In the first quadrant (0 ≤ t ≤ π/2), the reference angle is π/4. So, one possible value for t is π/4.
In the second quadrant (π/2 ≤ t ≤ π), the reference angle is also π/4. However, the angle is measured in the clockwise direction. So, the second possible value for t is 3π/4.
Therefore, the solutions for (a) are t = π/4, 3π/4.
(b) cos(t) = 1/2
Similar to part (a), we will start by finding the reference angle by taking the inverse cos of 1/2.
cos^(-1)(1/2) = π/3
Next, we need to identify the quadrants where cos is positive. Since the given cos(t) = 1/2 is positive, t must lie in the first and fourth quadrants.
In the first quadrant (0 ≤ t ≤ π/2), the reference angle is π/3. Therefore, one possible value for t is π/3.
In the fourth quadrant (3π/2 ≤ t ≤ 2π), the reference angle is also π/3. However, the angle is measured in the clockwise direction. So, the second possible value for t is 5π/3.
Therefore, the solutions for (b) are t = π/3, 5π/3.
(c) tan(t) = -1
To find the exact value of t, we will take the inverse tangent of -1.
tan^(-1)(-1) = -π/4
Next, we need to identify the quadrants where tan is negative. Since the given tan(t) = -1 is negative, t must lie in the second and fourth quadrants.
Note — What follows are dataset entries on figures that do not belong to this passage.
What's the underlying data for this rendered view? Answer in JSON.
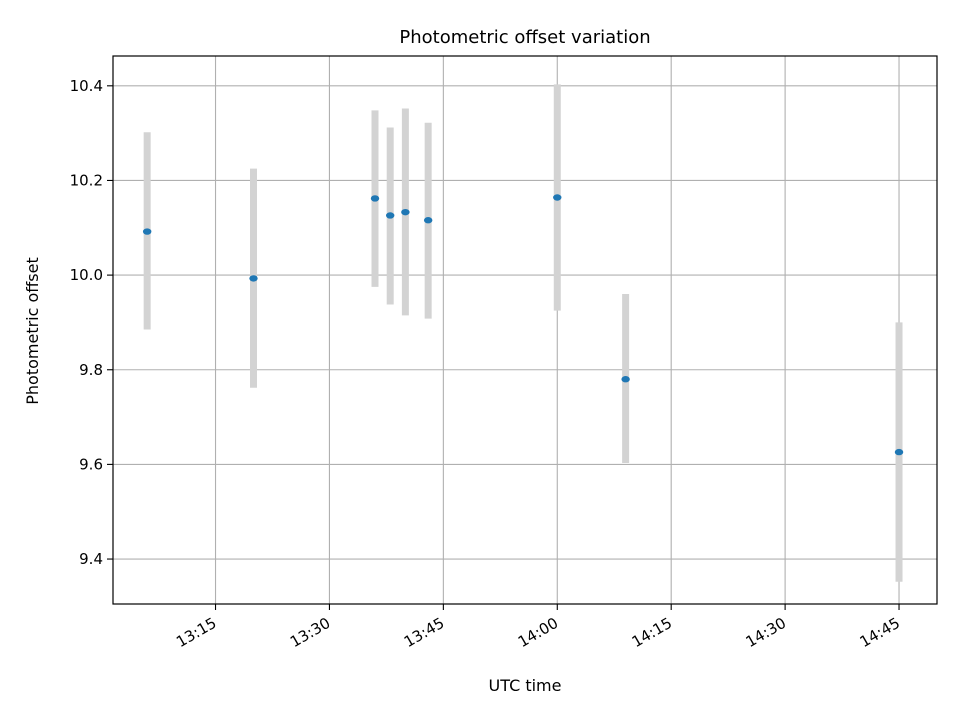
{
  "chart_data": {
    "type": "scatter",
    "title": "Photometric offset variation",
    "xlabel": "UTC time",
    "ylabel": "Photometric offset",
    "x_tick_labels": [
      "13:15",
      "13:30",
      "13:45",
      "14:00",
      "14:15",
      "14:30",
      "14:45"
    ],
    "y_tick_labels": [
      "9.4",
      "9.6",
      "9.8",
      "10.0",
      "10.2",
      "10.4"
    ],
    "y_ticks": [
      9.4,
      9.6,
      9.8,
      10.0,
      10.2,
      10.4
    ],
    "xlim": [
      "13:01:30",
      "14:50:00"
    ],
    "ylim": [
      9.305,
      10.463
    ],
    "grid": true,
    "marker_color": "#1f77b4",
    "errorbar_color": "#d3d3d3",
    "points": [
      {
        "x": "13:06:00",
        "y": 10.092,
        "err_low": 9.885,
        "err_high": 10.302
      },
      {
        "x": "13:20:00",
        "y": 9.993,
        "err_low": 9.762,
        "err_high": 10.225
      },
      {
        "x": "13:36:00",
        "y": 10.162,
        "err_low": 9.975,
        "err_high": 10.348
      },
      {
        "x": "13:38:00",
        "y": 10.126,
        "err_low": 9.938,
        "err_high": 10.312
      },
      {
        "x": "13:40:00",
        "y": 10.133,
        "err_low": 9.915,
        "err_high": 10.352
      },
      {
        "x": "13:43:00",
        "y": 10.116,
        "err_low": 9.908,
        "err_high": 10.322
      },
      {
        "x": "14:00:00",
        "y": 10.164,
        "err_low": 9.925,
        "err_high": 10.403
      },
      {
        "x": "14:09:00",
        "y": 9.78,
        "err_low": 9.603,
        "err_high": 9.96
      },
      {
        "x": "14:45:00",
        "y": 9.626,
        "err_low": 9.352,
        "err_high": 9.9
      }
    ]
  }
}
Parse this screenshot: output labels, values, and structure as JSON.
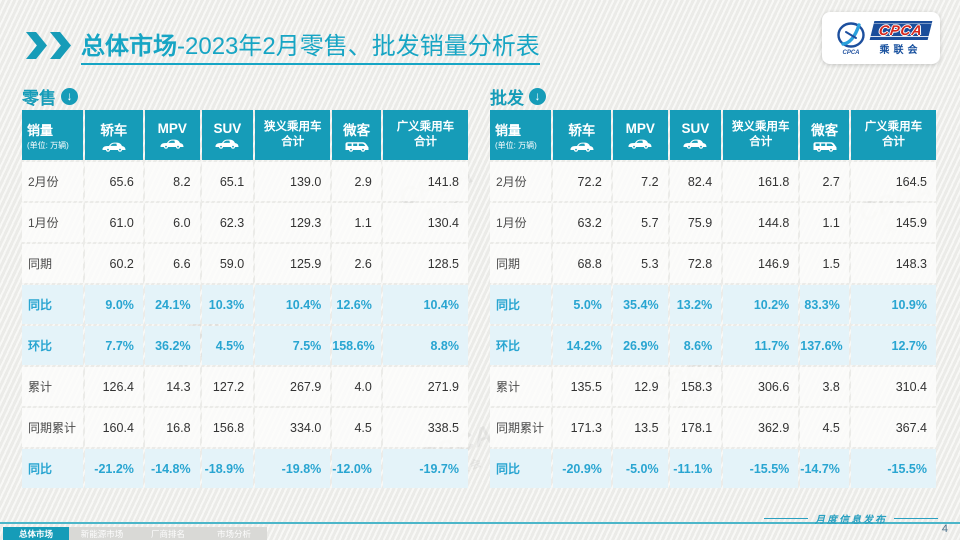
{
  "header": {
    "title_bold": "总体市场",
    "title_rest": "-2023年2月零售、批发销量分析表"
  },
  "logo": {
    "acronym": "CPCA",
    "name_cn": "乘联会",
    "emblem_text": "CPCA"
  },
  "columns": {
    "first_title": "销量",
    "first_sub": "(单位: 万辆)",
    "cols": [
      {
        "label": "轿车"
      },
      {
        "label": "MPV"
      },
      {
        "label": "SUV"
      },
      {
        "label": "狭义乘用车",
        "label2": "合计"
      },
      {
        "label": "微客"
      },
      {
        "label": "广义乘用车",
        "label2": "合计"
      }
    ]
  },
  "retail": {
    "section_label": "零售",
    "rows": [
      {
        "label": "2月份",
        "values": [
          "65.6",
          "8.2",
          "65.1",
          "139.0",
          "2.9",
          "141.8"
        ]
      },
      {
        "label": "1月份",
        "values": [
          "61.0",
          "6.0",
          "62.3",
          "129.3",
          "1.1",
          "130.4"
        ]
      },
      {
        "label": "同期",
        "values": [
          "60.2",
          "6.6",
          "59.0",
          "125.9",
          "2.6",
          "128.5"
        ]
      },
      {
        "label": "同比",
        "values": [
          "9.0%",
          "24.1%",
          "10.3%",
          "10.4%",
          "12.6%",
          "10.4%"
        ],
        "highlight": true
      },
      {
        "label": "环比",
        "values": [
          "7.7%",
          "36.2%",
          "4.5%",
          "7.5%",
          "158.6%",
          "8.8%"
        ],
        "highlight": true
      },
      {
        "label": "累计",
        "values": [
          "126.4",
          "14.3",
          "127.2",
          "267.9",
          "4.0",
          "271.9"
        ]
      },
      {
        "label": "同期累计",
        "values": [
          "160.4",
          "16.8",
          "156.8",
          "334.0",
          "4.5",
          "338.5"
        ]
      },
      {
        "label": "同比",
        "values": [
          "-21.2%",
          "-14.8%",
          "-18.9%",
          "-19.8%",
          "-12.0%",
          "-19.7%"
        ],
        "highlight": true
      }
    ]
  },
  "wholesale": {
    "section_label": "批发",
    "rows": [
      {
        "label": "2月份",
        "values": [
          "72.2",
          "7.2",
          "82.4",
          "161.8",
          "2.7",
          "164.5"
        ]
      },
      {
        "label": "1月份",
        "values": [
          "63.2",
          "5.7",
          "75.9",
          "144.8",
          "1.1",
          "145.9"
        ]
      },
      {
        "label": "同期",
        "values": [
          "68.8",
          "5.3",
          "72.8",
          "146.9",
          "1.5",
          "148.3"
        ]
      },
      {
        "label": "同比",
        "values": [
          "5.0%",
          "35.4%",
          "13.2%",
          "10.2%",
          "83.3%",
          "10.9%"
        ],
        "highlight": true
      },
      {
        "label": "环比",
        "values": [
          "14.2%",
          "26.9%",
          "8.6%",
          "11.7%",
          "137.6%",
          "12.7%"
        ],
        "highlight": true
      },
      {
        "label": "累计",
        "values": [
          "135.5",
          "12.9",
          "158.3",
          "306.6",
          "3.8",
          "310.4"
        ]
      },
      {
        "label": "同期累计",
        "values": [
          "171.3",
          "13.5",
          "178.1",
          "362.9",
          "4.5",
          "367.4"
        ]
      },
      {
        "label": "同比",
        "values": [
          "-20.9%",
          "-5.0%",
          "-11.1%",
          "-15.5%",
          "-14.7%",
          "-15.5%"
        ],
        "highlight": true
      }
    ]
  },
  "footer": {
    "tabs": [
      {
        "label": "总体市场",
        "active": true
      },
      {
        "label": "新能源市场",
        "active": false
      },
      {
        "label": "厂商排名",
        "active": false
      },
      {
        "label": "市场分析",
        "active": false
      }
    ],
    "release_label": "月度信息发布",
    "page_number": "4"
  },
  "watermark": {
    "big": "CPCA",
    "small": "乘联会"
  },
  "icons": {
    "download": "↓"
  },
  "colors": {
    "teal": "#169cb8",
    "title_teal": "#17a5c4",
    "highlight_bg": "#e4f3f9",
    "highlight_text": "#29a5d1",
    "logo_blue": "#1b4e9b",
    "logo_red": "#d5281e"
  }
}
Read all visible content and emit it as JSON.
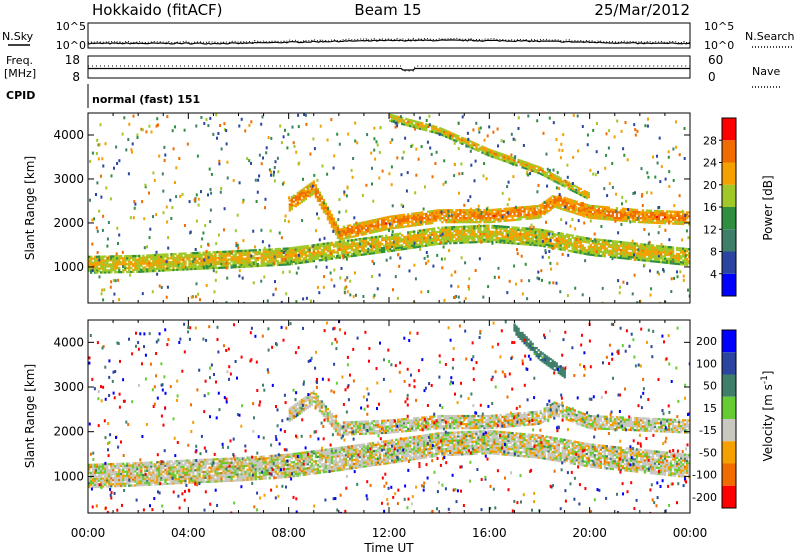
{
  "header": {
    "station": "Hokkaido (fitACF)",
    "beam": "Beam 15",
    "date": "25/Mar/2012"
  },
  "strips": {
    "nsky_label": "N.Sky",
    "nsky_ticks": [
      "10^5",
      "10^0"
    ],
    "nsearch_label": "N.Search",
    "nsearch_ticks": [
      "10^5",
      "10^0"
    ],
    "freq_label": "Freq.",
    "freq_unit": "[MHz]",
    "freq_ticks": [
      "18",
      "8"
    ],
    "nave_label": "Nave",
    "nave_ticks": [
      "60",
      "0"
    ],
    "cpid_label": "CPID",
    "cpid_value": "normal (fast) 151"
  },
  "chart_data": [
    {
      "type": "heatmap",
      "name": "Power",
      "ylabel": "Slant Range [km]",
      "ylim": [
        180,
        4500
      ],
      "y_ticks": [
        1000,
        2000,
        3000,
        4000
      ],
      "colorbar_label": "Power [dB]",
      "colorbar_ticks": [
        4,
        8,
        12,
        16,
        20,
        24,
        28
      ],
      "colorbar_range": [
        0,
        32
      ],
      "colors": [
        "#0000ff",
        "#2b45a0",
        "#3f7f6a",
        "#2f8f3f",
        "#a0c828",
        "#f4a000",
        "#f06c00",
        "#ff0000"
      ],
      "bands": [
        {
          "label": "main echo band",
          "t": [
            0,
            2,
            4,
            6,
            8,
            10,
            12,
            14,
            16,
            18,
            20,
            22,
            24
          ],
          "range_km": [
            1050,
            1070,
            1130,
            1180,
            1240,
            1390,
            1540,
            1710,
            1760,
            1670,
            1460,
            1340,
            1220
          ],
          "width_km": 400,
          "power_db": 22
        },
        {
          "label": "upper band",
          "t": [
            8,
            9,
            10,
            12,
            14,
            16,
            18,
            18.6,
            20,
            22,
            24
          ],
          "range_km": [
            2400,
            2800,
            1750,
            2000,
            2150,
            2150,
            2250,
            2500,
            2250,
            2150,
            2100
          ],
          "width_km": 300,
          "power_db": 26
        },
        {
          "label": "high rising trace",
          "t": [
            12,
            14,
            16,
            18,
            20
          ],
          "range_km": [
            4400,
            4100,
            3600,
            3200,
            2600
          ],
          "width_km": 180,
          "power_db": 22
        }
      ]
    },
    {
      "type": "heatmap",
      "name": "Velocity",
      "ylabel": "Slant Range [km]",
      "ylim": [
        180,
        4500
      ],
      "y_ticks": [
        1000,
        2000,
        3000,
        4000
      ],
      "colorbar_label": "Velocity [m s^-1]",
      "colorbar_ticks": [
        200,
        100,
        50,
        15,
        -15,
        -50,
        -100,
        -200
      ],
      "colors": [
        "#0000ff",
        "#2b45a0",
        "#3f7f6a",
        "#66cc33",
        "#c8c8c0",
        "#f4a000",
        "#f06c00",
        "#ff0000"
      ],
      "bands": [
        {
          "label": "ground scatter band",
          "t": [
            0,
            2,
            4,
            6,
            8,
            10,
            12,
            14,
            16,
            18,
            20,
            22,
            24
          ],
          "range_km": [
            1000,
            1040,
            1100,
            1150,
            1230,
            1380,
            1540,
            1710,
            1760,
            1660,
            1460,
            1340,
            1220
          ],
          "width_km": 520,
          "velocity_ms": 0
        },
        {
          "label": "upper band",
          "t": [
            8,
            9,
            10,
            12,
            14,
            16,
            18,
            18.6,
            20,
            22,
            24
          ],
          "range_km": [
            2350,
            2750,
            2050,
            2100,
            2200,
            2200,
            2300,
            2500,
            2200,
            2150,
            2100
          ],
          "width_km": 280,
          "velocity_ms": 0
        },
        {
          "label": "positive velocity streak",
          "t": [
            17,
            18,
            19
          ],
          "range_km": [
            4300,
            3700,
            3300
          ],
          "width_km": 200,
          "velocity_ms": 60
        }
      ]
    }
  ],
  "x_axis": {
    "label": "Time UT",
    "ticks": [
      "00:00",
      "04:00",
      "08:00",
      "12:00",
      "16:00",
      "20:00",
      "00:00"
    ]
  }
}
In the second quadrant (π/2 ≤ t ≤ π), the reference angle is π/4. Therefore, one possible value for t is 3π/4.
In the fourth quadrant (3π/2 ≤ t ≤ 2π), the reference angle is also π/4. However, the angle is measured in the clockwise direction. So, the second possible value for t is 7π/4.
Therefore, the solutions for (c) are t = 3π/4, 7π/4.
To summarize:
(a) The solutions are t = π/4, 3π/4.
(b) The solutions are t = π/3, 5π/3.
(c) The solutions are t = 3π/4, 7π/4.
Remember, when dealing with angles, there are infinite solutions due to the periodicity of trigonometric functions. The solutions provided are within the specified interval 0 ≤ t ≤ 2π.